The impact of our vastly improved B2C buying habits is starting to filter across to B2B buyers who are now demanding experiences that feel more and more like B2C.
But how easy is it to actually implement a B2C buying experience into a B2B sales process?
Typical challenges are that the B2B sales process is often lengthier and more complex. Amanda Mercer from Drift makes an excellent point: "In B2B, we’re not listening. Instead, we’re doing things that are the opposite of memorable: gating content with forms, and forcing people to endure endless, impersonal email campaigns."
Another challenge in B2B is the response time to leads, recent research showed that only 42% of marketers responded to a hot lead within a five day timeline - if this had been the case for me buying my car, I would have simply abandoned the vendor and gone elsewhere.
Sales people need to be involved earlier in the funnel, working closely with marketing to deliver content which answers buyer's needs and engaging directly with prospects and customers. In a nutshell, B2B has to become truly customer-centric and ensure that the buyer's needs are always driving every interaction with an organisation.
I would say that this absolutely justifies the investment of reviewing B2B sales processes to ensure they reflect B2C buying habits!
So how can you implement a modern B2B sales process? Meet buyers where they’re at (and then do things that don’t scale). Take a look under the hood of your organization and break down each of your customer segments, charting what each of their buying journeys looks like.
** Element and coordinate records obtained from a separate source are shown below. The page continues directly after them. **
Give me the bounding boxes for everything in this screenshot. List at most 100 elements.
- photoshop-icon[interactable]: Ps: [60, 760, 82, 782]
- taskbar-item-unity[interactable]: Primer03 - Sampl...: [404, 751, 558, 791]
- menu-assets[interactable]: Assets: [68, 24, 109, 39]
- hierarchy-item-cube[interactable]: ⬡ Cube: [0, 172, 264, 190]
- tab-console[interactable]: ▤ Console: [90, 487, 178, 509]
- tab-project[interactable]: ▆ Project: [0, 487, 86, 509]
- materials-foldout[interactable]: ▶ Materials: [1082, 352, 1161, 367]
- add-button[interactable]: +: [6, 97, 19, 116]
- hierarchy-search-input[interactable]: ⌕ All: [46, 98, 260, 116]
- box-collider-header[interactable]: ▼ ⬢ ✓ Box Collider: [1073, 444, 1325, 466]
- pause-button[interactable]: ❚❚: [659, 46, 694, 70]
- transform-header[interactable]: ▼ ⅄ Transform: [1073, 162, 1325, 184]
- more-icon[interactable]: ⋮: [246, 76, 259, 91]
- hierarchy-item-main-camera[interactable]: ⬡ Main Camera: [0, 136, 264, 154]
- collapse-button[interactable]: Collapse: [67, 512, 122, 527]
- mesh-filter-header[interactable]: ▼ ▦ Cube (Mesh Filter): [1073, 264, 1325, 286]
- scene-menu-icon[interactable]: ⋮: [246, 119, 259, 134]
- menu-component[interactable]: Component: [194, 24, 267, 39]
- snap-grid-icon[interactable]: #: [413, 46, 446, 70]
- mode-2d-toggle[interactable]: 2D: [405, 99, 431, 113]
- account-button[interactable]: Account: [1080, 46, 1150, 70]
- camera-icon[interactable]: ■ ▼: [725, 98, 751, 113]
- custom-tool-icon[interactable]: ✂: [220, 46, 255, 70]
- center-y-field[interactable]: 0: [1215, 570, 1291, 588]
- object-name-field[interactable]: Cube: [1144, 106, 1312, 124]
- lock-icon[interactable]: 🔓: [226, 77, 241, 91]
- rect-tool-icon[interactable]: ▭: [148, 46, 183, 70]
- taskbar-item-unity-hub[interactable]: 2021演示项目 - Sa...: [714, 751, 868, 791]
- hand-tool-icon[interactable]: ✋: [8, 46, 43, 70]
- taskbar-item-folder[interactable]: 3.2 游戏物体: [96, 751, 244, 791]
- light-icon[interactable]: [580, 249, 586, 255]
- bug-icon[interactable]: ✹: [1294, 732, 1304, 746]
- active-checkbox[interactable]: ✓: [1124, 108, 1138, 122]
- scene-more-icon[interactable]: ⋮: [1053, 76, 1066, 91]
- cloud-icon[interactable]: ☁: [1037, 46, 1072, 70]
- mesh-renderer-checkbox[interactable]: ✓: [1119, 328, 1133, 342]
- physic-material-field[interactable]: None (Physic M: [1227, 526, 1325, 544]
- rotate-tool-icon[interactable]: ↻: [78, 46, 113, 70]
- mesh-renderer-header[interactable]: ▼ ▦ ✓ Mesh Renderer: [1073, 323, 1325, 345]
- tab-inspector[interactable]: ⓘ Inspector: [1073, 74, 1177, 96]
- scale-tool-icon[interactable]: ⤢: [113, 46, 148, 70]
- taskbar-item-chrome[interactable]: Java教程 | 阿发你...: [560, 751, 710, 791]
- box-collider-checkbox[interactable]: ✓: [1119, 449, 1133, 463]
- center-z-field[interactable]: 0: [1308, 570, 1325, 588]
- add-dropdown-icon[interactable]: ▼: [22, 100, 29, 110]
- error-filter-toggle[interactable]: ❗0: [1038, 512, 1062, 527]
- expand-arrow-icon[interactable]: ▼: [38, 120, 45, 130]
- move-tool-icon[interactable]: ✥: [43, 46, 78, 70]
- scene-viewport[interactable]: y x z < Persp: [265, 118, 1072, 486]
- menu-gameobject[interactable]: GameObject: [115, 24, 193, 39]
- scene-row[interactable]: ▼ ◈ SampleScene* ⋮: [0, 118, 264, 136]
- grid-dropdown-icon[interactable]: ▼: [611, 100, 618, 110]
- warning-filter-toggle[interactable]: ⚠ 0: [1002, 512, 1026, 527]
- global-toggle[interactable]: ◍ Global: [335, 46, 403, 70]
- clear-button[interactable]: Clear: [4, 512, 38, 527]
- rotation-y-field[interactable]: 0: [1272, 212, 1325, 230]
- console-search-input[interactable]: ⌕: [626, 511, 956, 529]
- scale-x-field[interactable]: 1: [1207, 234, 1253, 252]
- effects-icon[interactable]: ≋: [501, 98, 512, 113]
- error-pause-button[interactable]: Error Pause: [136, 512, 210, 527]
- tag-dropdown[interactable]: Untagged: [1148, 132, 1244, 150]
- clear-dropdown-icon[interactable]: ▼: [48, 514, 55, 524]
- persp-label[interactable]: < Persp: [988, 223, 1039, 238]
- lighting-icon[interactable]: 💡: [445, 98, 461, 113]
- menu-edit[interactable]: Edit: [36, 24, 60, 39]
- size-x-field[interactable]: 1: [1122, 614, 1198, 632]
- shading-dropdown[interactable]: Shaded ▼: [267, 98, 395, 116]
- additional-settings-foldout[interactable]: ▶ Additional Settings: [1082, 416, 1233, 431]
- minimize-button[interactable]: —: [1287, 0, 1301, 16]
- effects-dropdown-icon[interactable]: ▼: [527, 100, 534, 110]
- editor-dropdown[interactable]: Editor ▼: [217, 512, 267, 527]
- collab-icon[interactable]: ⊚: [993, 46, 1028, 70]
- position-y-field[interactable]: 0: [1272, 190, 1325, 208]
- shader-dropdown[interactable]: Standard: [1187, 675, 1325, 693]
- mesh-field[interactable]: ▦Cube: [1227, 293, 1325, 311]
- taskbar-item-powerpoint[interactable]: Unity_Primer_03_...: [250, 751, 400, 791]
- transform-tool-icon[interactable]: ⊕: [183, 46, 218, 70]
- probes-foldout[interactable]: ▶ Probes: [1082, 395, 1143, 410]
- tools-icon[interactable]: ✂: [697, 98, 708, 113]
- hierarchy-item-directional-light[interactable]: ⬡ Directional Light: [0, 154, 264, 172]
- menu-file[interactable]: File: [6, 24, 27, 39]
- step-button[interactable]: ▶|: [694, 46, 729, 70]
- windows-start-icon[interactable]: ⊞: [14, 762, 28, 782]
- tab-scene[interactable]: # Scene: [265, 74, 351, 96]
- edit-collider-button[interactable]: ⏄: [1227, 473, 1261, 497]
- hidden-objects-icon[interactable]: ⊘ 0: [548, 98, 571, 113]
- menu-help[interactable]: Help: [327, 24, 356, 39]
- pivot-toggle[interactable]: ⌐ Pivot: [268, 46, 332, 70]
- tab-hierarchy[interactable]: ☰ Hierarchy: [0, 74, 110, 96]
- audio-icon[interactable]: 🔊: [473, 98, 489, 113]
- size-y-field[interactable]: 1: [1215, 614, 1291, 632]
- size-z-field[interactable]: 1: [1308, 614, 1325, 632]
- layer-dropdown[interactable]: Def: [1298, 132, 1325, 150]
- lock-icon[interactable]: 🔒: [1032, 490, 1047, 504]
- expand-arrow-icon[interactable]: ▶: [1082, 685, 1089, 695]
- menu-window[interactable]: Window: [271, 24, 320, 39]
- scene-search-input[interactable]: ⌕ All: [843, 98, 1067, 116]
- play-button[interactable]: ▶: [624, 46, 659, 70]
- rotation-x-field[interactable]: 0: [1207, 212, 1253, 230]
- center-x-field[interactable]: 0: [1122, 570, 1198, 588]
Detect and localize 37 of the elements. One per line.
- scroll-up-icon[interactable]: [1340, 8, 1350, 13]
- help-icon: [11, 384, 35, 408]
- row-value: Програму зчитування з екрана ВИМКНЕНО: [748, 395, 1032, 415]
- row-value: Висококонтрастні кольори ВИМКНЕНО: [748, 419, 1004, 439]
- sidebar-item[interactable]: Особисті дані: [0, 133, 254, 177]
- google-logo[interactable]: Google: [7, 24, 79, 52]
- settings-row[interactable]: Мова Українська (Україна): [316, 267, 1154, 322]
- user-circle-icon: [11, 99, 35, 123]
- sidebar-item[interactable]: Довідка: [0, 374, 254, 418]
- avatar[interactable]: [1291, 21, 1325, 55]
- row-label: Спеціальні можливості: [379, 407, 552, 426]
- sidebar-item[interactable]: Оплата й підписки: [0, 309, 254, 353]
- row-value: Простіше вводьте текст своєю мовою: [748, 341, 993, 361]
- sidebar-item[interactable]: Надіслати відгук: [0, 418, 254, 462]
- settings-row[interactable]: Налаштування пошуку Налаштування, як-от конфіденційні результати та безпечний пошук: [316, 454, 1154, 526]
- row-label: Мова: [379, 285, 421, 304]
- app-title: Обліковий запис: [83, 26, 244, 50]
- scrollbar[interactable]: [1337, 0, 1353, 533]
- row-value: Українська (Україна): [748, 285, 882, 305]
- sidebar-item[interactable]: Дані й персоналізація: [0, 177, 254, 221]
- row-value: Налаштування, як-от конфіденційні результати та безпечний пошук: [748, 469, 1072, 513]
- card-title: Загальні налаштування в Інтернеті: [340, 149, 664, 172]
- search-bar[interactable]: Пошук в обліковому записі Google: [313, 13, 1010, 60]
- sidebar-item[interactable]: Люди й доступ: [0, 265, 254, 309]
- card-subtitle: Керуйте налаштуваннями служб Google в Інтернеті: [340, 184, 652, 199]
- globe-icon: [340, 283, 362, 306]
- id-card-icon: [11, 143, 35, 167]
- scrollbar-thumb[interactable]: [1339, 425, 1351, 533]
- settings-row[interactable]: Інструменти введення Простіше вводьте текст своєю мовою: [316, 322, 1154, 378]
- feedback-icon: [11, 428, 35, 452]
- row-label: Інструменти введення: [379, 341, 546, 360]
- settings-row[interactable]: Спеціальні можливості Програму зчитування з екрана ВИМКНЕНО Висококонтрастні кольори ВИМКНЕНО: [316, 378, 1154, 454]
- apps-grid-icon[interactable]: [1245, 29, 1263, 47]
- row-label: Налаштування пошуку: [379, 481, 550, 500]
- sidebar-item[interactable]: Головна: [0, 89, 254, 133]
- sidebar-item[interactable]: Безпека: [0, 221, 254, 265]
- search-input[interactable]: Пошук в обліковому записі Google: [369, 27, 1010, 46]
Then, meet your customers where they’re at by using real-time conversation to engage with them and answer their questions. Think personalized emails, responses on social, and real-time messaging on your website. Good example: Sometimes people think conversations don’t scale. But here at Drift, our sales reps aren’t only on the phone they’re also on our website, having conversations with visitors about our products and services — without them having to book a demo first. We have 1:1 conversations — and even send personalized videos to our prospects to humanize sales reps.